Pocket Money allowance cron now re-anchors when the parent changes allowance_day_of_week mid-cycle. Previously, if the last pay landed on (say) Sunday and the parent then switched to Friday, the (interval − 1) day dedup window kept rejecting the new schedule's first Friday — the kid effectively had to wait one full cycle past the schedule change before the new day took effect. Cron now compares the last pay's UTC day-of-week to today's: if they differ, the schedule was retuned, so it pays now and lets the new day become the future anchor. Same-DOW reruns still respect the full interval window (no double-pay).

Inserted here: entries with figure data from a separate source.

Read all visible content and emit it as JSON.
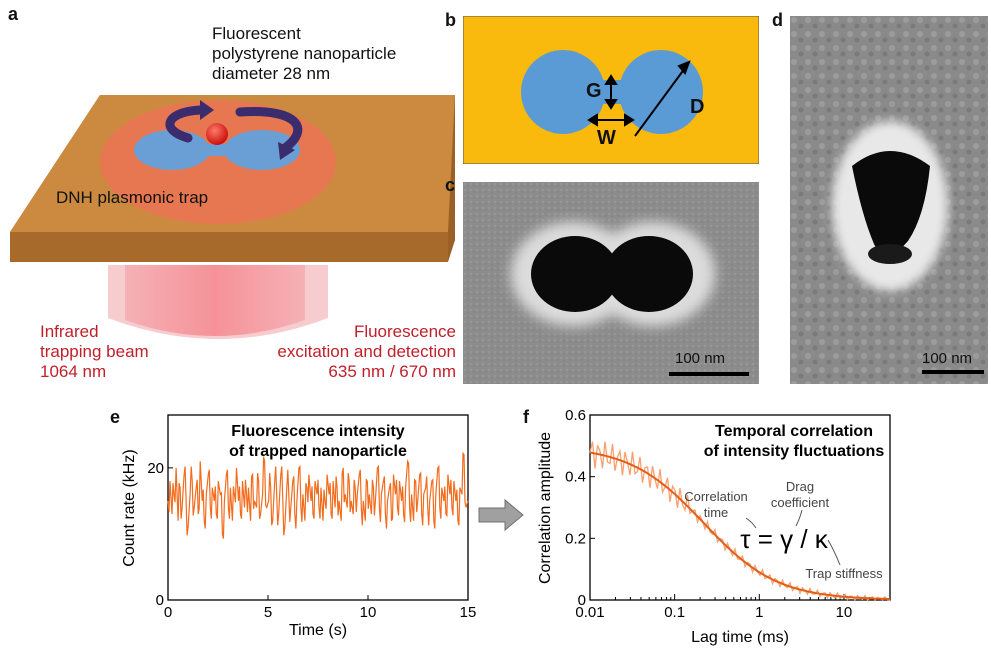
{
  "panels": {
    "a": "a",
    "b": "b",
    "c": "c",
    "d": "d",
    "e": "e",
    "f": "f"
  },
  "panel_a": {
    "particle_label_lines": [
      "Fluorescent",
      "polystyrene nanoparticle",
      "diameter 28 nm"
    ],
    "trap_label": "DNH plasmonic trap",
    "ir_label_lines": [
      "Infrared",
      "trapping beam",
      "1064 nm"
    ],
    "fl_label_lines": [
      "Fluorescence",
      "excitation and detection",
      "635 nm / 670 nm"
    ]
  },
  "panel_b": {
    "G": "G",
    "W": "W",
    "D": "D"
  },
  "panel_c": {
    "scalebar": "100 nm"
  },
  "panel_d": {
    "scalebar": "100 nm"
  },
  "colors": {
    "gold": "#f2b90f",
    "aperture": "#5b9bd5",
    "slab": "#c8853a",
    "orange": "#f26c1d",
    "darkred": "#c0202a",
    "beam": "#f58f95"
  },
  "chart_data": [
    {
      "type": "line",
      "title_lines": [
        "Fluorescence intensity",
        "of trapped nanoparticle"
      ],
      "xlabel": "Time (s)",
      "ylabel": "Count rate (kHz)",
      "xlim": [
        0,
        15
      ],
      "ylim": [
        0,
        28
      ],
      "xticks": [
        0,
        5,
        10,
        15
      ],
      "yticks": [
        0,
        20
      ],
      "series": [
        {
          "values_description": "noisy fluorescence trace",
          "mean": 15.5,
          "spread": 3
        }
      ],
      "sample_values": [
        15,
        18,
        13,
        16,
        20,
        12,
        17,
        14,
        19,
        15,
        11,
        16,
        18,
        14,
        17,
        13,
        21,
        15,
        12,
        16,
        19,
        14,
        17,
        15,
        13,
        18,
        16,
        10,
        15,
        19,
        14,
        17,
        12,
        16,
        20,
        15,
        13,
        18,
        14,
        16,
        17,
        12,
        19,
        15,
        14,
        18,
        13,
        16,
        21,
        14,
        15,
        17,
        12,
        18,
        16,
        13,
        19,
        15,
        11,
        17,
        16,
        14,
        18,
        13,
        15,
        20,
        14,
        16,
        12,
        17,
        19,
        15,
        13,
        18,
        16,
        14,
        17,
        12,
        15,
        19,
        16,
        13,
        18,
        14,
        17,
        15,
        12,
        20,
        16,
        14,
        18,
        15,
        13,
        17,
        16,
        19,
        14,
        15,
        12,
        18,
        16,
        13,
        17,
        15,
        20,
        14,
        16,
        18,
        13,
        15,
        17,
        12,
        19,
        16,
        14,
        18,
        15,
        13,
        17,
        21,
        14,
        16,
        12,
        18,
        15,
        19,
        13,
        16,
        17,
        14,
        15,
        18,
        12,
        16,
        20,
        14,
        17,
        15,
        13,
        19,
        16,
        14,
        18,
        15,
        12,
        17,
        16,
        22,
        14,
        15
      ]
    },
    {
      "type": "line",
      "title_lines": [
        "Temporal correlation",
        "of intensity fluctuations"
      ],
      "xlabel": "Lag time (ms)",
      "ylabel": "Correlation amplitude",
      "xscale": "log",
      "xlim": [
        0.01,
        35
      ],
      "ylim": [
        0,
        0.6
      ],
      "xticks": [
        0.01,
        0.1,
        1,
        10
      ],
      "xtick_labels": [
        "0.01",
        "0.1",
        "1",
        "10"
      ],
      "yticks": [
        0,
        0.2,
        0.4,
        0.6
      ],
      "ytick_labels": [
        "0",
        "0.2",
        "0.4",
        "0.6"
      ],
      "fit": {
        "amplitude": 0.5,
        "tau_ms": 0.22
      },
      "annotations": {
        "corr_time_lines": [
          "Correlation",
          "time"
        ],
        "drag_lines": [
          "Drag",
          "coefficient"
        ],
        "stiffness": "Trap stiffness",
        "equation": "τ = γ / κ"
      }
    }
  ]
}
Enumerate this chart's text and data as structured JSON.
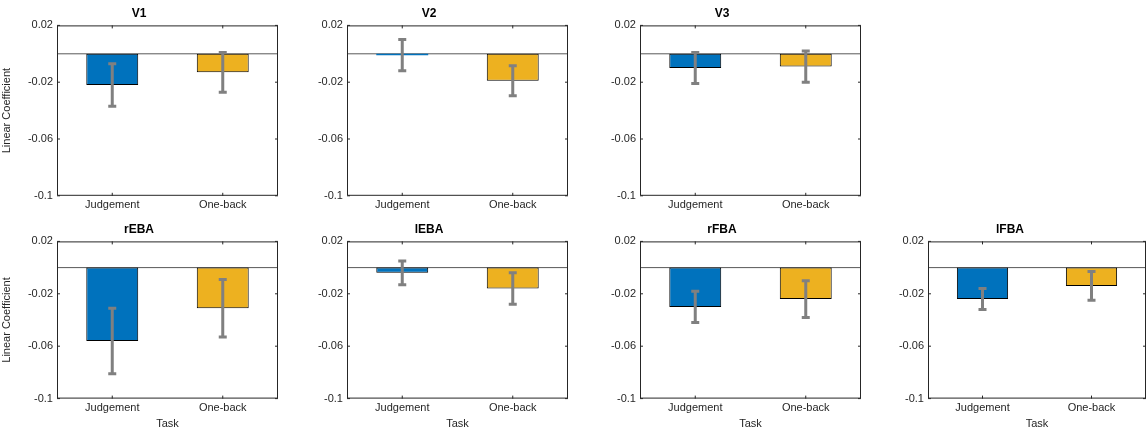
{
  "chart_data": [
    {
      "type": "bar",
      "title": "V1",
      "ylabel": "Linear Coefficient",
      "categories": [
        "Judgement",
        "One-back"
      ],
      "values": [
        -0.022,
        -0.013
      ],
      "colors": [
        "#0072bd",
        "#edb120"
      ],
      "errors": [
        0.015,
        0.014
      ],
      "ylim": [
        -0.1,
        0.02
      ],
      "yticks": [
        0.02,
        -0.02,
        -0.06,
        -0.1
      ],
      "ref_lines": [
        {
          "axis": "y",
          "value": 0,
          "color": "#595959"
        }
      ],
      "grid": false,
      "legend": false
    },
    {
      "type": "bar",
      "title": "V2",
      "categories": [
        "Judgement",
        "One-back"
      ],
      "values": [
        -0.001,
        -0.019
      ],
      "colors": [
        "#0072bd",
        "#edb120"
      ],
      "errors": [
        0.011,
        0.0105
      ],
      "ylim": [
        -0.1,
        0.02
      ],
      "yticks": [
        0.02,
        -0.02,
        -0.06,
        -0.1
      ],
      "ref_lines": [
        {
          "axis": "y",
          "value": 0,
          "color": "#595959"
        }
      ],
      "grid": false,
      "legend": false
    },
    {
      "type": "bar",
      "title": "V3",
      "categories": [
        "Judgement",
        "One-back"
      ],
      "values": [
        -0.01,
        -0.009
      ],
      "colors": [
        "#0072bd",
        "#edb120"
      ],
      "errors": [
        0.011,
        0.011
      ],
      "ylim": [
        -0.1,
        0.02
      ],
      "yticks": [
        0.02,
        -0.02,
        -0.06,
        -0.1
      ],
      "ref_lines": [
        {
          "axis": "y",
          "value": 0,
          "color": "#595959"
        }
      ],
      "grid": false,
      "legend": false
    },
    {
      "type": "bar",
      "title": "rEBA",
      "xlabel": "Task",
      "ylabel": "Linear Coefficient",
      "categories": [
        "Judgement",
        "One-back"
      ],
      "values": [
        -0.056,
        -0.031
      ],
      "colors": [
        "#0072bd",
        "#edb120"
      ],
      "errors": [
        0.025,
        0.022
      ],
      "ylim": [
        -0.1,
        0.02
      ],
      "yticks": [
        0.02,
        -0.02,
        -0.06,
        -0.1
      ],
      "ref_lines": [
        {
          "axis": "y",
          "value": 0,
          "color": "#595959"
        }
      ],
      "grid": false,
      "legend": false
    },
    {
      "type": "bar",
      "title": "lEBA",
      "xlabel": "Task",
      "categories": [
        "Judgement",
        "One-back"
      ],
      "values": [
        -0.004,
        -0.016
      ],
      "colors": [
        "#0072bd",
        "#edb120"
      ],
      "errors": [
        0.009,
        0.012
      ],
      "ylim": [
        -0.1,
        0.02
      ],
      "yticks": [
        0.02,
        -0.02,
        -0.06,
        -0.1
      ],
      "ref_lines": [
        {
          "axis": "y",
          "value": 0,
          "color": "#595959"
        }
      ],
      "grid": false,
      "legend": false
    },
    {
      "type": "bar",
      "title": "rFBA",
      "xlabel": "Task",
      "categories": [
        "Judgement",
        "One-back"
      ],
      "values": [
        -0.03,
        -0.024
      ],
      "colors": [
        "#0072bd",
        "#edb120"
      ],
      "errors": [
        0.012,
        0.014
      ],
      "ylim": [
        -0.1,
        0.02
      ],
      "yticks": [
        0.02,
        -0.02,
        -0.06,
        -0.1
      ],
      "ref_lines": [
        {
          "axis": "y",
          "value": 0,
          "color": "#595959"
        }
      ],
      "grid": false,
      "legend": false
    },
    {
      "type": "bar",
      "title": "lFBA",
      "xlabel": "Task",
      "categories": [
        "Judgement",
        "One-back"
      ],
      "values": [
        -0.024,
        -0.014
      ],
      "colors": [
        "#0072bd",
        "#edb120"
      ],
      "errors": [
        0.008,
        0.011
      ],
      "ylim": [
        -0.1,
        0.02
      ],
      "yticks": [
        0.02,
        -0.02,
        -0.06,
        -0.1
      ],
      "ref_lines": [
        {
          "axis": "y",
          "value": 0,
          "color": "#595959"
        }
      ],
      "grid": false,
      "legend": false
    }
  ]
}
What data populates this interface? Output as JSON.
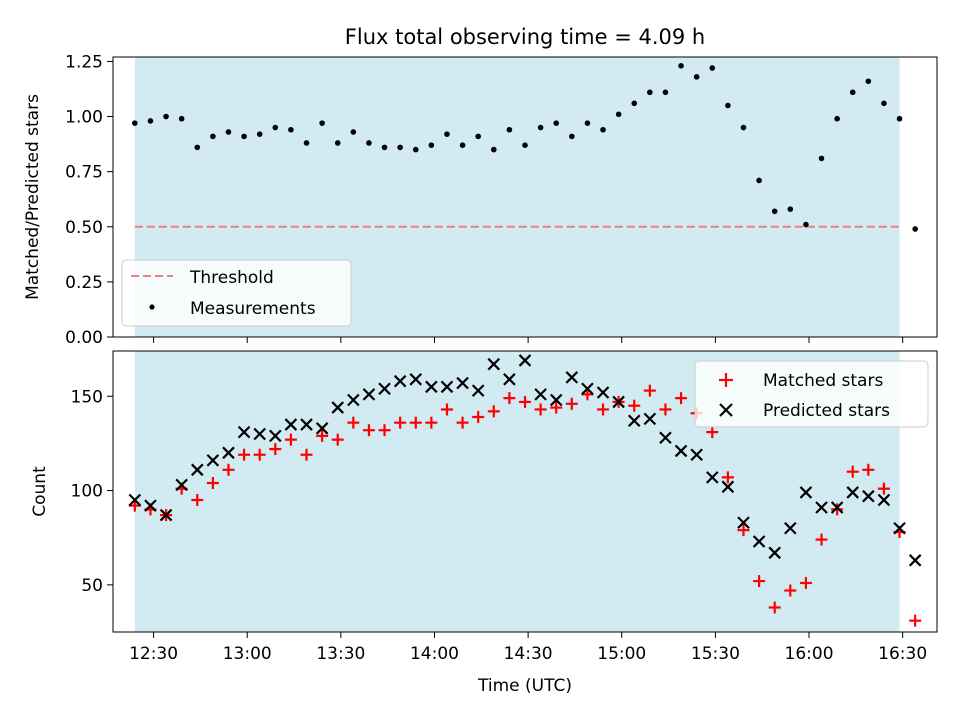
{
  "chart_data": [
    {
      "type": "scatter",
      "title": "Flux total observing time = 4.09 h",
      "xlabel": "",
      "ylabel": "Matched/Predicted stars",
      "ylim": [
        0,
        1.27
      ],
      "yticks": [
        0.0,
        0.25,
        0.5,
        0.75,
        1.0,
        1.25
      ],
      "ytick_labels": [
        "0.00",
        "0.25",
        "0.50",
        "0.75",
        "1.00",
        "1.25"
      ],
      "shaded_span_utc": [
        "12:24",
        "16:29"
      ],
      "shade_color": "#add8e6",
      "threshold": 0.5,
      "legend_position": "lower-left",
      "legend": [
        {
          "label": "Threshold",
          "style": "dashed-line",
          "color": "#f08080"
        },
        {
          "label": "Measurements",
          "style": "dot",
          "color": "#000000"
        }
      ],
      "series": [
        {
          "name": "Measurements",
          "color": "#000000",
          "x": [
            "12:24",
            "12:29",
            "12:34",
            "12:39",
            "12:44",
            "12:49",
            "12:54",
            "12:59",
            "13:04",
            "13:09",
            "13:14",
            "13:19",
            "13:24",
            "13:29",
            "13:34",
            "13:39",
            "13:44",
            "13:49",
            "13:54",
            "13:59",
            "14:04",
            "14:09",
            "14:14",
            "14:19",
            "14:24",
            "14:29",
            "14:34",
            "14:39",
            "14:44",
            "14:49",
            "14:54",
            "14:59",
            "15:04",
            "15:09",
            "15:14",
            "15:19",
            "15:24",
            "15:29",
            "15:34",
            "15:39",
            "15:44",
            "15:49",
            "15:54",
            "15:59",
            "16:04",
            "16:09",
            "16:14",
            "16:19",
            "16:24",
            "16:29",
            "16:34"
          ],
          "y": [
            0.97,
            0.98,
            1.0,
            0.99,
            0.86,
            0.91,
            0.93,
            0.91,
            0.92,
            0.95,
            0.94,
            0.88,
            0.97,
            0.88,
            0.93,
            0.88,
            0.86,
            0.86,
            0.85,
            0.87,
            0.92,
            0.87,
            0.91,
            0.85,
            0.94,
            0.87,
            0.95,
            0.97,
            0.91,
            0.97,
            0.94,
            1.01,
            1.06,
            1.11,
            1.11,
            1.23,
            1.18,
            1.22,
            1.05,
            0.95,
            0.71,
            0.57,
            0.58,
            0.51,
            0.81,
            0.99,
            1.11,
            1.16,
            1.06,
            0.99,
            0.49
          ]
        }
      ]
    },
    {
      "type": "scatter",
      "title": "",
      "xlabel": "Time (UTC)",
      "ylabel": "Count",
      "ylim": [
        25,
        174
      ],
      "yticks": [
        50,
        100,
        150
      ],
      "ytick_labels": [
        "50",
        "100",
        "150"
      ],
      "xticks_utc": [
        "12:30",
        "13:00",
        "13:30",
        "14:00",
        "14:30",
        "15:00",
        "15:30",
        "16:00",
        "16:30"
      ],
      "xtick_labels": [
        "12:30",
        "13:00",
        "13:30",
        "14:00",
        "14:30",
        "15:00",
        "15:30",
        "16:00",
        "16:30"
      ],
      "shaded_span_utc": [
        "12:24",
        "16:29"
      ],
      "shade_color": "#add8e6",
      "legend_position": "upper-right",
      "legend": [
        {
          "label": "Matched stars",
          "marker": "plus",
          "color": "#ff0000"
        },
        {
          "label": "Predicted stars",
          "marker": "x",
          "color": "#000000"
        }
      ],
      "x": [
        "12:24",
        "12:29",
        "12:34",
        "12:39",
        "12:44",
        "12:49",
        "12:54",
        "12:59",
        "13:04",
        "13:09",
        "13:14",
        "13:19",
        "13:24",
        "13:29",
        "13:34",
        "13:39",
        "13:44",
        "13:49",
        "13:54",
        "13:59",
        "14:04",
        "14:09",
        "14:14",
        "14:19",
        "14:24",
        "14:29",
        "14:34",
        "14:39",
        "14:44",
        "14:49",
        "14:54",
        "14:59",
        "15:04",
        "15:09",
        "15:14",
        "15:19",
        "15:24",
        "15:29",
        "15:34",
        "15:39",
        "15:44",
        "15:49",
        "15:54",
        "15:59",
        "16:04",
        "16:09",
        "16:14",
        "16:19",
        "16:24",
        "16:29",
        "16:34"
      ],
      "series": [
        {
          "name": "Matched stars",
          "marker": "plus",
          "color": "#ff0000",
          "values": [
            92,
            90,
            87,
            101,
            95,
            104,
            111,
            119,
            119,
            122,
            127,
            119,
            129,
            127,
            136,
            132,
            132,
            136,
            136,
            136,
            143,
            136,
            139,
            142,
            149,
            147,
            143,
            144,
            146,
            151,
            143,
            147,
            145,
            153,
            143,
            149,
            141,
            131,
            107,
            79,
            52,
            38,
            47,
            51,
            74,
            90,
            110,
            111,
            101,
            78,
            31
          ]
        },
        {
          "name": "Predicted stars",
          "marker": "x",
          "color": "#000000",
          "values": [
            95,
            92,
            87,
            103,
            111,
            116,
            120,
            131,
            130,
            129,
            135,
            135,
            133,
            144,
            148,
            151,
            154,
            158,
            159,
            155,
            155,
            157,
            153,
            167,
            159,
            169,
            151,
            148,
            160,
            154,
            152,
            147,
            137,
            138,
            128,
            121,
            119,
            107,
            102,
            83,
            73,
            67,
            80,
            99,
            91,
            91,
            99,
            97,
            95,
            80,
            63
          ]
        }
      ]
    }
  ]
}
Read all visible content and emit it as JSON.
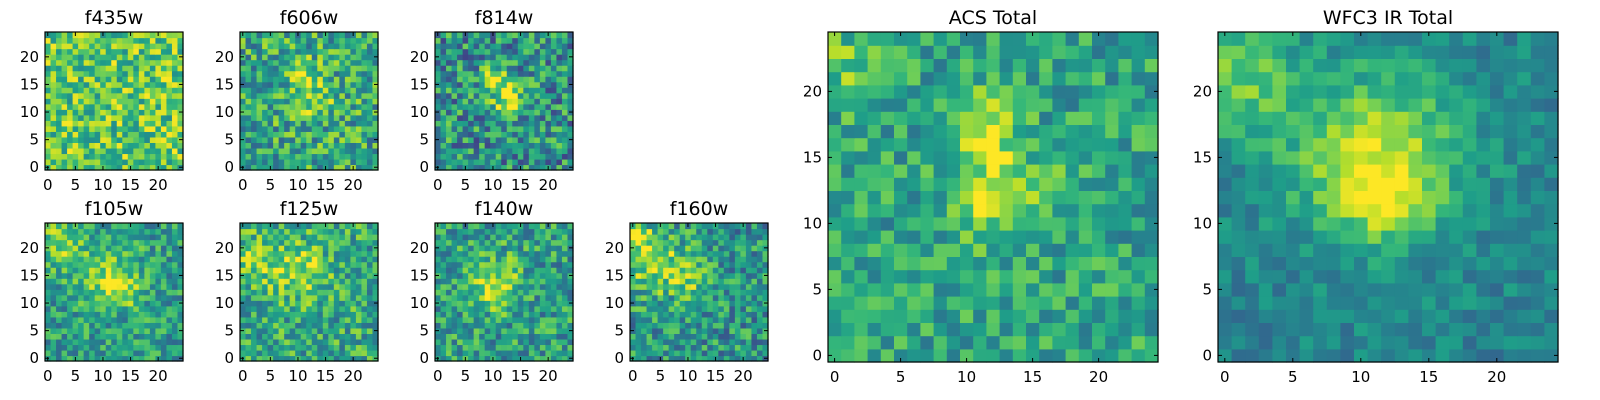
{
  "chart_data": [
    {
      "type": "heatmap",
      "title": "f435w",
      "grid_size": 25,
      "xticks": [
        0,
        5,
        10,
        15,
        20
      ],
      "yticks": [
        0,
        5,
        10,
        15,
        20
      ],
      "colormap": "viridis",
      "bg": 0.74,
      "noise": 0.26,
      "blobs": []
    },
    {
      "type": "heatmap",
      "title": "f606w",
      "grid_size": 25,
      "xticks": [
        0,
        5,
        10,
        15,
        20
      ],
      "yticks": [
        0,
        5,
        10,
        15,
        20
      ],
      "colormap": "viridis",
      "bg": 0.6,
      "noise": 0.28,
      "blobs": [
        {
          "x": 11,
          "y": 17,
          "amp": 0.25,
          "sigma": 2
        },
        {
          "x": 13,
          "y": 12,
          "amp": 0.3,
          "sigma": 2
        }
      ]
    },
    {
      "type": "heatmap",
      "title": "f814w",
      "grid_size": 25,
      "xticks": [
        0,
        5,
        10,
        15,
        20
      ],
      "yticks": [
        0,
        5,
        10,
        15,
        20
      ],
      "colormap": "viridis",
      "bg": 0.5,
      "noise": 0.3,
      "blobs": [
        {
          "x": 11,
          "y": 16,
          "amp": 0.4,
          "sigma": 1.8
        },
        {
          "x": 13,
          "y": 12,
          "amp": 0.45,
          "sigma": 2
        }
      ]
    },
    {
      "type": "heatmap",
      "title": "f105w",
      "grid_size": 25,
      "xticks": [
        0,
        5,
        10,
        15,
        20
      ],
      "yticks": [
        0,
        5,
        10,
        15,
        20
      ],
      "colormap": "viridis",
      "bg": 0.55,
      "noise": 0.22,
      "blobs": [
        {
          "x": 11,
          "y": 15,
          "amp": 0.3,
          "sigma": 4
        },
        {
          "x": 14,
          "y": 12,
          "amp": 0.2,
          "sigma": 2
        },
        {
          "x": 2,
          "y": 21,
          "amp": 0.25,
          "sigma": 3
        }
      ]
    },
    {
      "type": "heatmap",
      "title": "f125w",
      "grid_size": 25,
      "xticks": [
        0,
        5,
        10,
        15,
        20
      ],
      "yticks": [
        0,
        5,
        10,
        15,
        20
      ],
      "colormap": "viridis",
      "bg": 0.6,
      "noise": 0.25,
      "blobs": [
        {
          "x": 10,
          "y": 16,
          "amp": 0.3,
          "sigma": 3.5
        },
        {
          "x": 2,
          "y": 18,
          "amp": 0.2,
          "sigma": 3
        }
      ]
    },
    {
      "type": "heatmap",
      "title": "f140w",
      "grid_size": 25,
      "xticks": [
        0,
        5,
        10,
        15,
        20
      ],
      "yticks": [
        0,
        5,
        10,
        15,
        20
      ],
      "colormap": "viridis",
      "bg": 0.55,
      "noise": 0.25,
      "blobs": [
        {
          "x": 10,
          "y": 14,
          "amp": 0.3,
          "sigma": 3.5
        },
        {
          "x": 11,
          "y": 11,
          "amp": 0.2,
          "sigma": 1.5
        }
      ]
    },
    {
      "type": "heatmap",
      "title": "f160w",
      "grid_size": 25,
      "xticks": [
        0,
        5,
        10,
        15,
        20
      ],
      "yticks": [
        0,
        5,
        10,
        15,
        20
      ],
      "colormap": "viridis",
      "bg": 0.52,
      "noise": 0.25,
      "blobs": [
        {
          "x": 4,
          "y": 17,
          "amp": 0.35,
          "sigma": 4
        },
        {
          "x": 11,
          "y": 14,
          "amp": 0.2,
          "sigma": 2.5
        },
        {
          "x": 1,
          "y": 22,
          "amp": 0.25,
          "sigma": 2
        }
      ]
    },
    {
      "type": "heatmap",
      "title": "ACS Total",
      "grid_size": 25,
      "xticks": [
        0,
        5,
        10,
        15,
        20
      ],
      "yticks": [
        0,
        5,
        10,
        15,
        20
      ],
      "colormap": "viridis",
      "bg": 0.58,
      "noise": 0.2,
      "blobs": [
        {
          "x": 11,
          "y": 17,
          "amp": 0.35,
          "sigma": 2
        },
        {
          "x": 13,
          "y": 12,
          "amp": 0.4,
          "sigma": 2.2
        },
        {
          "x": 1,
          "y": 22,
          "amp": 0.2,
          "sigma": 2
        }
      ]
    },
    {
      "type": "heatmap",
      "title": "WFC3 IR Total",
      "grid_size": 25,
      "xticks": [
        0,
        5,
        10,
        15,
        20
      ],
      "yticks": [
        0,
        5,
        10,
        15,
        20
      ],
      "colormap": "viridis",
      "bg": 0.45,
      "noise": 0.12,
      "blobs": [
        {
          "x": 11,
          "y": 15,
          "amp": 0.45,
          "sigma": 4.5
        },
        {
          "x": 1,
          "y": 21,
          "amp": 0.3,
          "sigma": 3
        },
        {
          "x": 12,
          "y": 12,
          "amp": 0.25,
          "sigma": 2
        }
      ]
    }
  ]
}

Push notifications for calendar events showed times offset by the container's UTC clock — e.g. an event at 08:00 CEST rendered as "Beginnt um 06:00" because the webapp container's TZ defaulted to UTC and the toLocaleTimeString calls in cron/schedule-event-reminders and cron/process-notifications had no explicit timeZone option. Two-pronged fix: a shared lib/notifications/format.ts:formatEventTime helper now passes timeZone: process.env.TZ ?? "Europe/Berlin" explicitly to the formatter (defense-in-depth), and the webapp container in docker-compose.yml now receives TZ=${TZ:-Europe/Berlin} so all server-side date logic uses the right zone. .env.example default changed from TZ=UTC to TZ=Europe/Berlin; self-hosters outside Europe/Berlin set TZ in .env to their household's IANA zone (e.g. America/New_York).
Security
Bumped next 16.2.4 → 16.2.6, which clears all 15 Dependabot advisories on the webapp (7 high, 6 moderate, 2 low) — the vulnerable transitive qs / ws came in through Next and resolve to patched versions on the bump. npm audit now reports 0 vulnerabilities for webapp/. Also bumped ws → 8.21.0 in the docs/wiki/screenshots/mocks/ha screenshot-tooling lockfile (1 moderate). Lockfiles regenerated on Linux (npm 10) so npm ci stays reproducible on CI.